The New York Times

August 12, 1999

Citing Recruitment Lag, Police Union leader Says Pay Is Too Low

By Michael Cooper

The union representing New York City police officers said yesterday that the results of the Police Department's $10 million recruitment drive were disappointing so far and charged that the city did not pay its officers enough to attract qualified candidates.

The department started what it described as its "largest recruitment drive ever" to try to attract more city residents to the police force after it was criticized as being unrepresentative of the city's racial composition in the wake of the shooting of Amadou Diallo on Feb. 4.

But so far, fewer than 8,000 people have applied for a written exam scheduled for Oct. 2, which is the first step toward becoming a police officer. The application deadline is Aug. 27.

In the past, more than 20,000 people usually signed up for the exams. Department officials have said they are not worried by the low numbers because most people apply just before the deadline.

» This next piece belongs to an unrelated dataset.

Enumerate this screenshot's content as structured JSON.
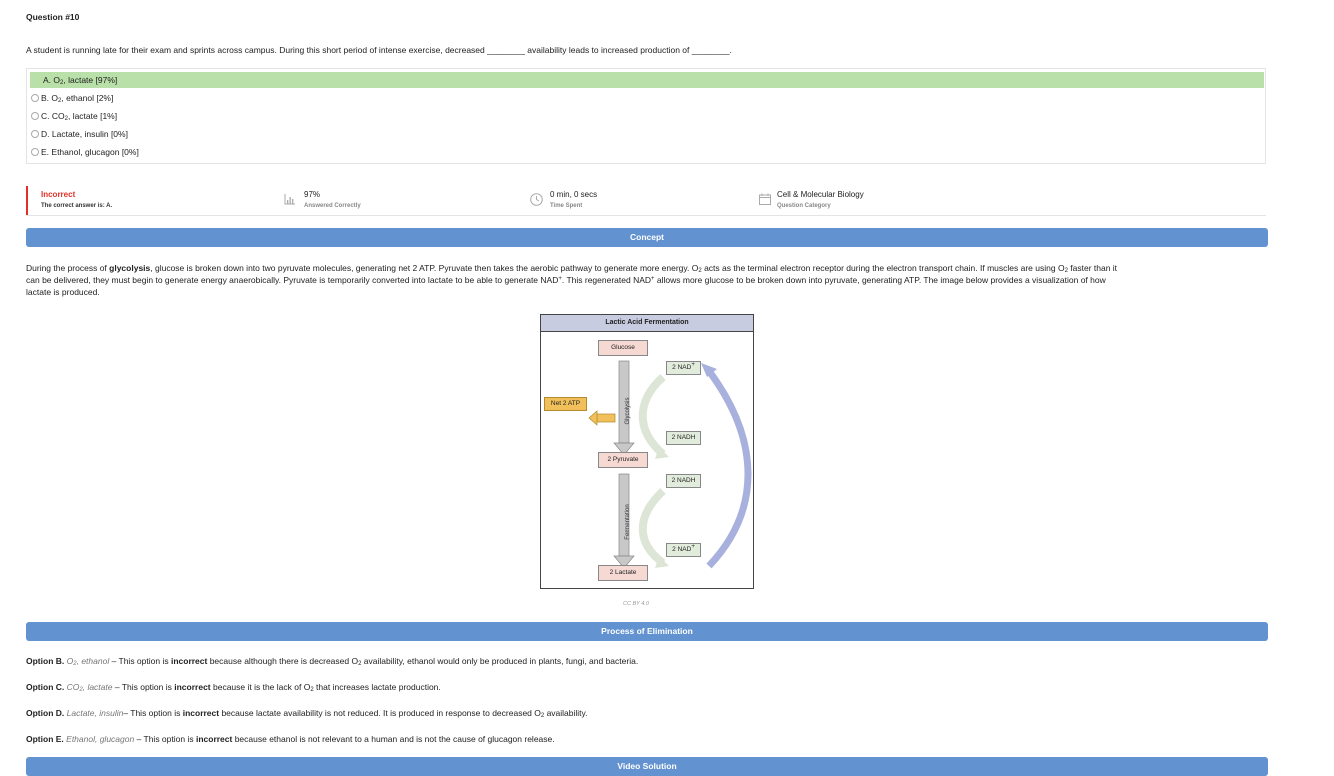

Yesterday, the president of the Patrolmen's Benevolent Association, Patrick J. Lynch, who has had cordial relations with Police Commissioner Howard Safir since he took office in July, issued a statement that he called "an opening salvo in the upcoming contract negotiations."

"Apparently, very few qualified people are interested in a job that pays so little to start and, even after 20 years, pays about $20,000 a year less than police departments in the surrounding suburbs," the statement said. The starting salary is $34,970 a year.

Marilyn Mode, a Police Department spokeswoman, would only say, "The Police Commissioner has met with the new president of the P.B.A. and discussed at length ways they can improve the benefits for police officers."